Bottom line is: we get a bigger master bedroom and bathroom. Thank you Jerry!
Hey! they got it framed, and windows too.
Nate, you are a dog
rebuilding the wall between the new master bath and the living room
seriously. you aren’t that tough.
The master bedroom was a nicely sized room, but with a sink in the corner of the bedroom and an oddly angled doorway to the bath (which was about 4′ square and included a bidet, toilet and a spit sink) it needed a serious re-do. The master closet entered into the room as well and there was another closet that was just random. The redeeming qualities are the wonderfully large windows and a built-in dresser that we are keeping and refinishing with new flat door fronts.
master bedroom with random closet at right
area behind toilet is for the built in dresser, window looks out to back yard
toilet/bidet/spit sink area is at left of photo, shower is in corner with small window
small closet is at left of photo
To enlarge the bedroom and bath area, we decided to knock out the wall between the living room (the wall that backs the “bathroom” and closet and extend it 42″ into the living room. We thought that would allow us more room for the bath and a larger master closet.

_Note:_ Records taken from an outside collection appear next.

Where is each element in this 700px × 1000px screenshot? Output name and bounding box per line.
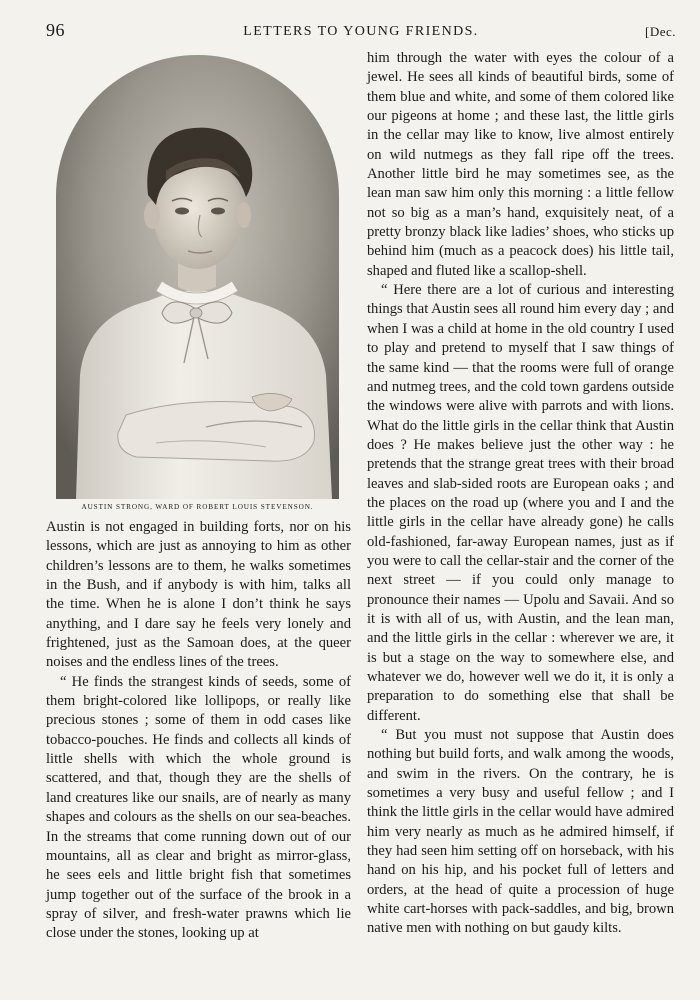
right-column-text bbox=[367, 49, 674, 939]
page-number: 96 bbox=[46, 20, 65, 40]
photo-caption: AUSTIN STRONG, WARD OF ROBERT LOUIS STEVENSON. bbox=[81, 503, 314, 511]
running-month: [Dec. bbox=[644, 24, 676, 39]
left-column-text bbox=[46, 518, 351, 944]
paragraph: Austin is not engaged in building forts, nor on his lessons, which are just as annoying to him as other children’s lessons are to them, he walks sometimes in the Bush, and if anybody is with him, talks all the time. When he is alone I don’t think he says anything, and I dare say he feels very lonely and frightened, just as the Samoan does, at the queer noises and the endless lines of the trees. bbox=[46, 519, 351, 671]
portrait-photograph bbox=[56, 55, 339, 499]
paragraph: “ He finds the strangest kinds of seeds, some of them bright-colored like lollipops, or really like precious stones ; some of them in odd cases like tobacco-pouches. He finds and collects all kinds of little shells with which the whole ground is scattered, and that, though they are the shells of land creatures like our snails, are of nearly as many shapes and colours as the shells on our sea-beaches. In the streams that come running down out of our mountains, all as clear and bright as mirror-glass, he sees eels and little bright fish that sometimes jump together out of the surface of the brook in a spray of silver, and fresh-water prawns which lie close under the stones, looking up at bbox=[46, 673, 351, 942]
paragraph: “ But you must not suppose that Austin does nothing but build forts, and walk among the woods, and swim in the rivers. On the contrary, he is sometimes a very busy and useful fellow ; and I think the little girls in the cellar would have admired him very nearly as much as he admired himself, if they had seen him setting off on horseback, with his hand on his hip, and his pocket full of letters and orders, at the head of quite a procession of huge white cart-horses with pack-saddles, and big, brown native men with nothing on but gaudy kilts. bbox=[367, 727, 674, 937]
paragraph: him through the water with eyes the colour of a jewel. He sees all kinds of beautiful birds, some of them blue and white, and some of them colored like our pigeons at home ; and these last, the little girls in the cellar may like to know, live almost entirely on wild nutmegs as they fall ripe off the trees. Another little bird he may sometimes see, as the lean man saw him only this morning : a little fellow not so big as a man’s hand, exquisitely neat, of a pretty bronzy black like ladies’ shoes, who sticks up behind him (much as a peacock does) his little tail, shaped and fluted like a scallop-shell. bbox=[367, 50, 674, 279]
paragraph: “ Here there are a lot of curious and interesting things that Austin sees all round him every day ; and when I was a child at home in the old country I used to play and pretend to myself that I saw things of the same kind — that the rooms were full of orange and nutmeg trees, and the cold town gardens outside the windows were alive with parrots and with lions. What do the little girls in the cellar think that Austin does ? He makes believe just the other way : he pretends that the strange great trees with their broad leaves and slab-sided roots are European oaks ; and the places on the road up (where you and I and the little girls in the cellar have already gone) he calls old-fashioned, far-away European names, just as if you were to call the cellar-stair and the corner of the next street — if you could only manage to pronounce their names — Upolu and Savaii. And so it is with all of us, with Austin, and the lean man, and the little girls in the cellar : wherever we are, it is but a stage on the way to somewhere else, and whatever we do, however well we do it, it is only a preparation to do something else that shall be different. bbox=[367, 282, 674, 724]
portrait-image bbox=[56, 55, 339, 499]
running-head bbox=[46, 20, 676, 44]
running-title: LETTERS TO YOUNG FRIENDS. bbox=[243, 24, 479, 39]
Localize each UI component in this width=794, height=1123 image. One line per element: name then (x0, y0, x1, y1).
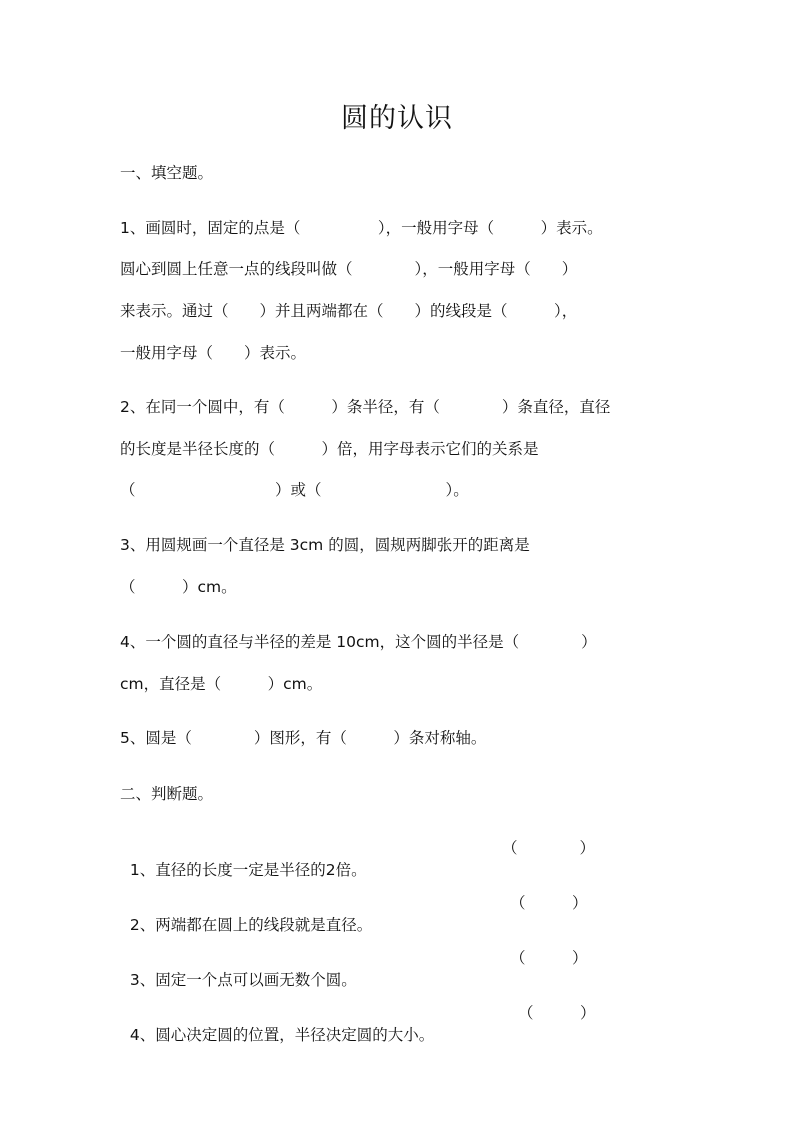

But, Jerry had another plan in mind…
Back and forth, back and forth like a tennis ball at Wimbledon. Let’s put the wall here, no, let’s not because it blocks the view. Let’s put the stove on this side and the fridge on the other. No, that won’t fit. Let’s put a window in here and french doors here. No, that will take up too much space.
So after Jeff and I devised 50 or so different plans, we decided we better call in a professional. On a referral from our realtor’s contractor and also our great new neighbors Bar & Sherrie, we called Teerlink Cabinet. After meeting with one of their designers, we decided to try another, Bill Cordray. He designed Bar & Sherrie’s kitchen and from that design won a national competition through Wolf appliances. We like him because he has a grip on modern and clean design. Below are shots of the shell of the kitchen, how it looked when we bought the house. We’ve since removed the ceilings as well and are installing plenty of can lighting.
The kitchen is pretty much a galley kitchen so space it at a premium so we can include a dining area. We’re moving that area from the back of the house to the front to maximize the space. We also have the great wrap around fireplace to contend with.
Unfortunately, the new design didn’t work with the Viking appliances we bought on a close-out sale at Orson Gygi. We got great deals on them, but now we have them for sale and are buying other appliances that fit into the design from our friends at Mountainland Design.
This area will be the new dining area, moving it from the back of the kitchen area to the front. Jeff wanted to remove the lower window, but that one of my favorite windows of the house! So, it is staying.
We’ll also be moving the front door from it’s original and very unfortunate spot of right in the middle of the room to the left side of the photo above. We’re removing the windows on the pink wall and installing a single light metal door with 2 side lights. More contemporary, more light, and it will create an entry area instead of walking right into the stairway.